P.S. Cette Lettre ecrite Dimanche devoit partir hier de Rotterdam.
Toute réflexion faite, je l'ai retenue; & vous verrez ciderriere
les particularités dont je parle.
Nos amis sont très-contents des Plenipes. de la Rep. & de leur
Dépêche, portant 1º. Une Convention, dressée de la part de Sa
Maj. Impe. qui a pour base celle faite avec les Cours du Nord;
& l'on y a ajouté deux articles, un 7e. & un 8e., dont le premier
a pour objet la réclame & restitution des Vaisseaux saisis aux sujets
de la rep.; le 8e. que si, en haine de cette convention & de ses
suites, la Rep. se trouvoit attaquée, molestée, inquiétée, les
autres feront cause commune pour cela avec elle, & la défendront.

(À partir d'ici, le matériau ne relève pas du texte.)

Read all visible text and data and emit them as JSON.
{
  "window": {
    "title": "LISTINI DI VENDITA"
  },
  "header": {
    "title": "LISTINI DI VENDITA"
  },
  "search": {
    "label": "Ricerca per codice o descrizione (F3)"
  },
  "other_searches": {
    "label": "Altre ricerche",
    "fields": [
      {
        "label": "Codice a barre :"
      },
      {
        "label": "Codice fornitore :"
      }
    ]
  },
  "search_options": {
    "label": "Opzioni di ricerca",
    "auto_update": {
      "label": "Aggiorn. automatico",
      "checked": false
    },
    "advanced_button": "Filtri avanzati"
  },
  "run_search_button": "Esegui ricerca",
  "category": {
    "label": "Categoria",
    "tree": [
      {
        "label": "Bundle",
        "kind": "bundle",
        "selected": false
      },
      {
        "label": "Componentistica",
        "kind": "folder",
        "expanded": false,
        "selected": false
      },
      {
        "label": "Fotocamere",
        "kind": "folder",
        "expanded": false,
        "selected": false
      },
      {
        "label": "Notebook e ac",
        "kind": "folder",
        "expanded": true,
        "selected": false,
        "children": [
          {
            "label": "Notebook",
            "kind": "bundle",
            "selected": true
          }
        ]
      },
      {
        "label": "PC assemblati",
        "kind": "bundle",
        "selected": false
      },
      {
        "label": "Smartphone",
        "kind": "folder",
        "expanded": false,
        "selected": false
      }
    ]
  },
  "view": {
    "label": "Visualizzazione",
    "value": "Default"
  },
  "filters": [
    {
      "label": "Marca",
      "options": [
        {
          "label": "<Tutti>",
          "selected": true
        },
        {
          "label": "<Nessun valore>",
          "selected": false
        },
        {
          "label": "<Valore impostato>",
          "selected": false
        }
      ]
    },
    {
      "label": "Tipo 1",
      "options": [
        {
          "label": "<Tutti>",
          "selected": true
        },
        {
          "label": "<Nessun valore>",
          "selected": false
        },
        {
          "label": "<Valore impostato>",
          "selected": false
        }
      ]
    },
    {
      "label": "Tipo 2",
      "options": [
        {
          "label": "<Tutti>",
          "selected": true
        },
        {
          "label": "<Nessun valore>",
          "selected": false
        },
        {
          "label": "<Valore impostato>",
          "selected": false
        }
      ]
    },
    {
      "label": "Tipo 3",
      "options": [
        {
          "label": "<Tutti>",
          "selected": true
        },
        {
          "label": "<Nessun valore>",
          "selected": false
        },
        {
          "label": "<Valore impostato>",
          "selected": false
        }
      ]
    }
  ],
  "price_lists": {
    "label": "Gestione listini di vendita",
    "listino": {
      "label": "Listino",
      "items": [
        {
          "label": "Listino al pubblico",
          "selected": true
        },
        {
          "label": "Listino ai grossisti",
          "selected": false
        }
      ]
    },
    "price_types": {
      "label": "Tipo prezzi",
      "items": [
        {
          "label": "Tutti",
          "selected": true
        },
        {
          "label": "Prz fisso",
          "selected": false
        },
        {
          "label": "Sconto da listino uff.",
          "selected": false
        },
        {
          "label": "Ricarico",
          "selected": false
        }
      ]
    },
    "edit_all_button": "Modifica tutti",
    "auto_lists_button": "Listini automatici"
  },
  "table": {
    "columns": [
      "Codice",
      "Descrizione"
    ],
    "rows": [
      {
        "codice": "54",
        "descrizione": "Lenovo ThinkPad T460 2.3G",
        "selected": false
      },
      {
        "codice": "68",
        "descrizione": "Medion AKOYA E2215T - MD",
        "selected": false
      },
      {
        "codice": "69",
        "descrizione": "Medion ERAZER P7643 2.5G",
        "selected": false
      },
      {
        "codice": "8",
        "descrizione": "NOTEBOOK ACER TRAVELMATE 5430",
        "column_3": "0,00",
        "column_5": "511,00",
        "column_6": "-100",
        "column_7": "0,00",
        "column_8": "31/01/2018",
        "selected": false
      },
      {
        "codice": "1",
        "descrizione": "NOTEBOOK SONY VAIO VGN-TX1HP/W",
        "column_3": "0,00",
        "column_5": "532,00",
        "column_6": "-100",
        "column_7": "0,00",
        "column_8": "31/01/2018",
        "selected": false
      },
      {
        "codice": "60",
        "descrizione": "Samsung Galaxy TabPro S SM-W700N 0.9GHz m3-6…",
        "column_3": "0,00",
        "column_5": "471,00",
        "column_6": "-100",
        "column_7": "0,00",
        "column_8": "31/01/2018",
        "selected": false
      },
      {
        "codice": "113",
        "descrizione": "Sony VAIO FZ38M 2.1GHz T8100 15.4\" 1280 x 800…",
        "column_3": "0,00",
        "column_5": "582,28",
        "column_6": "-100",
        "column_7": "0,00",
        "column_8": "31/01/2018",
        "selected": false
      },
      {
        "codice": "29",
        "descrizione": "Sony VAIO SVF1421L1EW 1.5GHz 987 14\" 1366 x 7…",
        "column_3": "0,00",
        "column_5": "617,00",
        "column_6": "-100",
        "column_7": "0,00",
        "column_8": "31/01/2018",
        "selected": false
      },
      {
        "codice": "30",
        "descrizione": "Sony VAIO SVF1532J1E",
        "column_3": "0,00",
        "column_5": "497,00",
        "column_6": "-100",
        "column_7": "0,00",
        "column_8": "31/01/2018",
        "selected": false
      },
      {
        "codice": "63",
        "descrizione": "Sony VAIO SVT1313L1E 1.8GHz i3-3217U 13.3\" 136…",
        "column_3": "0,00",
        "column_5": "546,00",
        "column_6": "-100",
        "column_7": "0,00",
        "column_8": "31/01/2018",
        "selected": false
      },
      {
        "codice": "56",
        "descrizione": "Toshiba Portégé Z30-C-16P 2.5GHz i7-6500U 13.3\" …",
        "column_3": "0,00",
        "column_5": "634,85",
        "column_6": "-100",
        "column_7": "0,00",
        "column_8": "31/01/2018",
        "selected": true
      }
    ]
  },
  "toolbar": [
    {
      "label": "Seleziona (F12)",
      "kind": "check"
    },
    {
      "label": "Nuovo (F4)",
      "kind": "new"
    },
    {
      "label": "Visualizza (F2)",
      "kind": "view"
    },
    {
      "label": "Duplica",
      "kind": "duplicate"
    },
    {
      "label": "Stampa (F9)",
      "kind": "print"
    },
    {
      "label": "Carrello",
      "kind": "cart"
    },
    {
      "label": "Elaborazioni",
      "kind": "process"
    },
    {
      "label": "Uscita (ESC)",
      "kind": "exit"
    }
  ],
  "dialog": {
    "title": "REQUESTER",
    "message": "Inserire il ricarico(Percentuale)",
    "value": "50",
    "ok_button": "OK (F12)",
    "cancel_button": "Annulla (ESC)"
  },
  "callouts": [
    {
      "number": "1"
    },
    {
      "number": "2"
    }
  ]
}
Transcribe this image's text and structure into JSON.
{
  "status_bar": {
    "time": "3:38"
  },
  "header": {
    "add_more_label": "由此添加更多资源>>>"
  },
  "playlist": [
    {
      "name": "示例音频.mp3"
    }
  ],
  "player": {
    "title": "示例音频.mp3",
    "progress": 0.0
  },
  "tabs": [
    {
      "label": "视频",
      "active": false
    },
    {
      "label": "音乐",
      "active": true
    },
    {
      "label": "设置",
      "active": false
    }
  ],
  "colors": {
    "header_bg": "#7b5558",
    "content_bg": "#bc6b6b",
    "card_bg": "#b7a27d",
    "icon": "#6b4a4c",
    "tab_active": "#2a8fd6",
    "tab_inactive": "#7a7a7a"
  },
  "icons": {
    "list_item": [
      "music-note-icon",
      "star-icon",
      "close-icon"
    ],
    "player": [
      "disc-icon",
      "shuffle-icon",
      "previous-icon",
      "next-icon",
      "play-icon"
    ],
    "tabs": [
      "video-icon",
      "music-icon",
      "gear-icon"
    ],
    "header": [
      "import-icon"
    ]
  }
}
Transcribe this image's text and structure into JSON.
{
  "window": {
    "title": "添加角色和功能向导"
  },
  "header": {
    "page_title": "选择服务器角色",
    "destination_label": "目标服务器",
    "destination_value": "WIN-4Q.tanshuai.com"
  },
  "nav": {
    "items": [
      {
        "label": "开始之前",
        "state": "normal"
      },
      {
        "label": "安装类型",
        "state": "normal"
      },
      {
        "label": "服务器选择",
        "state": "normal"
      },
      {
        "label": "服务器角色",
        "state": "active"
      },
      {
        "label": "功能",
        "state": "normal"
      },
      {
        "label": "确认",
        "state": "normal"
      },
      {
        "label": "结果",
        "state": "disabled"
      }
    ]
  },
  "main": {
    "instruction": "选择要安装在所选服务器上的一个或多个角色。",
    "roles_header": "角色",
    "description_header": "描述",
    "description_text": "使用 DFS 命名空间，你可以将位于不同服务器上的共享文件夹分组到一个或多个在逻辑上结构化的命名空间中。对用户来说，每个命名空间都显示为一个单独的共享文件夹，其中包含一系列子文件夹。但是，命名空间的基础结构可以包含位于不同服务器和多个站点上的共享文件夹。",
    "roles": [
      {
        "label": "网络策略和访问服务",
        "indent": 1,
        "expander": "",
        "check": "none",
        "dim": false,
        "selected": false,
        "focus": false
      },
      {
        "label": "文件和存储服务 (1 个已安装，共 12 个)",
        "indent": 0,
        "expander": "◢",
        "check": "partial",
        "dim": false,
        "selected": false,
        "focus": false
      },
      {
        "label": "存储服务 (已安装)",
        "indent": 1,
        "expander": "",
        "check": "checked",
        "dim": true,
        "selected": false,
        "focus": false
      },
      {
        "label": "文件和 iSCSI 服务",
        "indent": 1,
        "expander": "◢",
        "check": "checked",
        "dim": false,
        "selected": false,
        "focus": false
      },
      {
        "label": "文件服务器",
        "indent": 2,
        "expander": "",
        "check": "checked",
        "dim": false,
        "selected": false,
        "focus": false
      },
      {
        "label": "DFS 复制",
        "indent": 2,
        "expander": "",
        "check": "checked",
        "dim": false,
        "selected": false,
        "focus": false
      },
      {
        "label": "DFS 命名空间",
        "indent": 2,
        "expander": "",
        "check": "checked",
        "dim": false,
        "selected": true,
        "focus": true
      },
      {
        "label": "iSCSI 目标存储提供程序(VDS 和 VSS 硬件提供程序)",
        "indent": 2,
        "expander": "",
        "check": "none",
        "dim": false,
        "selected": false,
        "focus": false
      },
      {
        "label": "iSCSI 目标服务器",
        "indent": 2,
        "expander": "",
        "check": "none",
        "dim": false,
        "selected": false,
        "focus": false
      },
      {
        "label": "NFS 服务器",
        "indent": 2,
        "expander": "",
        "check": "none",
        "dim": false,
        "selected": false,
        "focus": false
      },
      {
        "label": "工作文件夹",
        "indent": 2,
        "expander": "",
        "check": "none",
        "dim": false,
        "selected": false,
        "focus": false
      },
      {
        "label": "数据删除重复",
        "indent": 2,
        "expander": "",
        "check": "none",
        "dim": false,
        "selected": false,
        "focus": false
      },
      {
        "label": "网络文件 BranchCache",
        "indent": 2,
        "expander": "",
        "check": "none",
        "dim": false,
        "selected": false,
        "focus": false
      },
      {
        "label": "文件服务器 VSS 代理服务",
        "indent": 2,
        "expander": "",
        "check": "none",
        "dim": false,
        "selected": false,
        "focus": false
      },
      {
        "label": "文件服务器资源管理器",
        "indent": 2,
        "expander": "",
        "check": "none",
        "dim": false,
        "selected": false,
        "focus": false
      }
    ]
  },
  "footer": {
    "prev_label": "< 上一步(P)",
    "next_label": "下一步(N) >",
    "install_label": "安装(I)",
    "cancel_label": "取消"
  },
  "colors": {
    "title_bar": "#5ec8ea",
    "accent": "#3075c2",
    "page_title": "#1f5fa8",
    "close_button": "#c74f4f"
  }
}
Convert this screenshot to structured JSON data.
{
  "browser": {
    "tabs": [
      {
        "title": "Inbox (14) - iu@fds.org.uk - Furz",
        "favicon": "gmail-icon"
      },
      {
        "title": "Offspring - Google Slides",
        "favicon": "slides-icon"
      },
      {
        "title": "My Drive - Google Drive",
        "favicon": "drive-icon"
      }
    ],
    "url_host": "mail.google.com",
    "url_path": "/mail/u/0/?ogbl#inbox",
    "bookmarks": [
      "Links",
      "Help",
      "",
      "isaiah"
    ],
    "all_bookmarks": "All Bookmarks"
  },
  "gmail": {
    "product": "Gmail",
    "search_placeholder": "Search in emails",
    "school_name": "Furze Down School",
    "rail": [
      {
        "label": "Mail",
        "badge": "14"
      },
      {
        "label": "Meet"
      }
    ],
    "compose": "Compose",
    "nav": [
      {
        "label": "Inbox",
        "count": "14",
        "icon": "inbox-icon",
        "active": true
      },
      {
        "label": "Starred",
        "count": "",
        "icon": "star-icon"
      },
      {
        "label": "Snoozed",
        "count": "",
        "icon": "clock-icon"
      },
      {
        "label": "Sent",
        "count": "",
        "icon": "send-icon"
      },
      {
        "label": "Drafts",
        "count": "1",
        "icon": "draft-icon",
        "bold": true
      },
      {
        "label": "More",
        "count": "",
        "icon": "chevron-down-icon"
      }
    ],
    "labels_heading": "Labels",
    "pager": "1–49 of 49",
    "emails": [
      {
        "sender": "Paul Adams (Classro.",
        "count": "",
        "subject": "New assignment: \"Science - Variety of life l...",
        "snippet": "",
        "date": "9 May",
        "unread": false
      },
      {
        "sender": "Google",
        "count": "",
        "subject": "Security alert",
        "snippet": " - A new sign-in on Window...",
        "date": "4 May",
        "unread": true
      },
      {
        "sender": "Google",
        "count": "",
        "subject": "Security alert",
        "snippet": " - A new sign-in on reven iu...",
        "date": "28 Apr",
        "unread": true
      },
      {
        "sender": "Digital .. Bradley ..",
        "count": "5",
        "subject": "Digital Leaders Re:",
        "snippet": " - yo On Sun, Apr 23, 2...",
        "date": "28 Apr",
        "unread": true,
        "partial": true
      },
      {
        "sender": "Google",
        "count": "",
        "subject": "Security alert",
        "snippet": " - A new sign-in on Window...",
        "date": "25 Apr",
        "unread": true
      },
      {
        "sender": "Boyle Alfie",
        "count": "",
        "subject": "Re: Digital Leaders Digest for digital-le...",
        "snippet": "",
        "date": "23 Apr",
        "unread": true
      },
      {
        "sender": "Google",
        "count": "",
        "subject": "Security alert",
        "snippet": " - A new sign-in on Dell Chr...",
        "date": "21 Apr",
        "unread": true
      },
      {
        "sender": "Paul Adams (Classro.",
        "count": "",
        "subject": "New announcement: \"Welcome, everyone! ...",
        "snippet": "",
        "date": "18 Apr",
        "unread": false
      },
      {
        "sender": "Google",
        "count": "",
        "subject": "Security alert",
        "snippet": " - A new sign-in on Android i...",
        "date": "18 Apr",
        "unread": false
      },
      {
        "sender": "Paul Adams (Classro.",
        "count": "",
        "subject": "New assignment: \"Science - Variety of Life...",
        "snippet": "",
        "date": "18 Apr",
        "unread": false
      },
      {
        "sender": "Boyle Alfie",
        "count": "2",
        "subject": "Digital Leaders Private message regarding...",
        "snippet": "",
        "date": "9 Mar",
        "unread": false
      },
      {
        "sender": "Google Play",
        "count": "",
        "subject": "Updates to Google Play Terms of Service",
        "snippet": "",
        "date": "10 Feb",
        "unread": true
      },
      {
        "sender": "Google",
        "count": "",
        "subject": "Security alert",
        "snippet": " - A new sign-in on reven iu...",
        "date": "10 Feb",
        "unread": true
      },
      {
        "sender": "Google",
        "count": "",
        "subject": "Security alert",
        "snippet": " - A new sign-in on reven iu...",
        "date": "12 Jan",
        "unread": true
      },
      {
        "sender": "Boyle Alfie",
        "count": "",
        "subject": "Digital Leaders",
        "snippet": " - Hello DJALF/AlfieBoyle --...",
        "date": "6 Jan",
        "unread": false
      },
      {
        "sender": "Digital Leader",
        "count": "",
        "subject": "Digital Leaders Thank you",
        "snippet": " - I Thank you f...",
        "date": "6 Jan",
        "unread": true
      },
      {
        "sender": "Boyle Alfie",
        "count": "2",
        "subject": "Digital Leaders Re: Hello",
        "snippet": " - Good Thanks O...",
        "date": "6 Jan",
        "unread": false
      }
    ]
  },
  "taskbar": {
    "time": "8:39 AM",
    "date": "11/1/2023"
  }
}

A cela est joint un article séparé, portant que le but de la
neutralité armée est aussi, dès qu'elle aura toute sa consistance,
de procurer la paix entre les Puissances belligérantes.— (J'ai demandé
Si je pourrois avoir une copie de cette convention: mais
notre ami m'a dit, que les Plenipes. avoient exigé que leur
dépêche ne fût communiquée à aucun Mine. étranger, par conséquent
pas à Mr. Y. Nous sommes persuadés pourtant que S. J.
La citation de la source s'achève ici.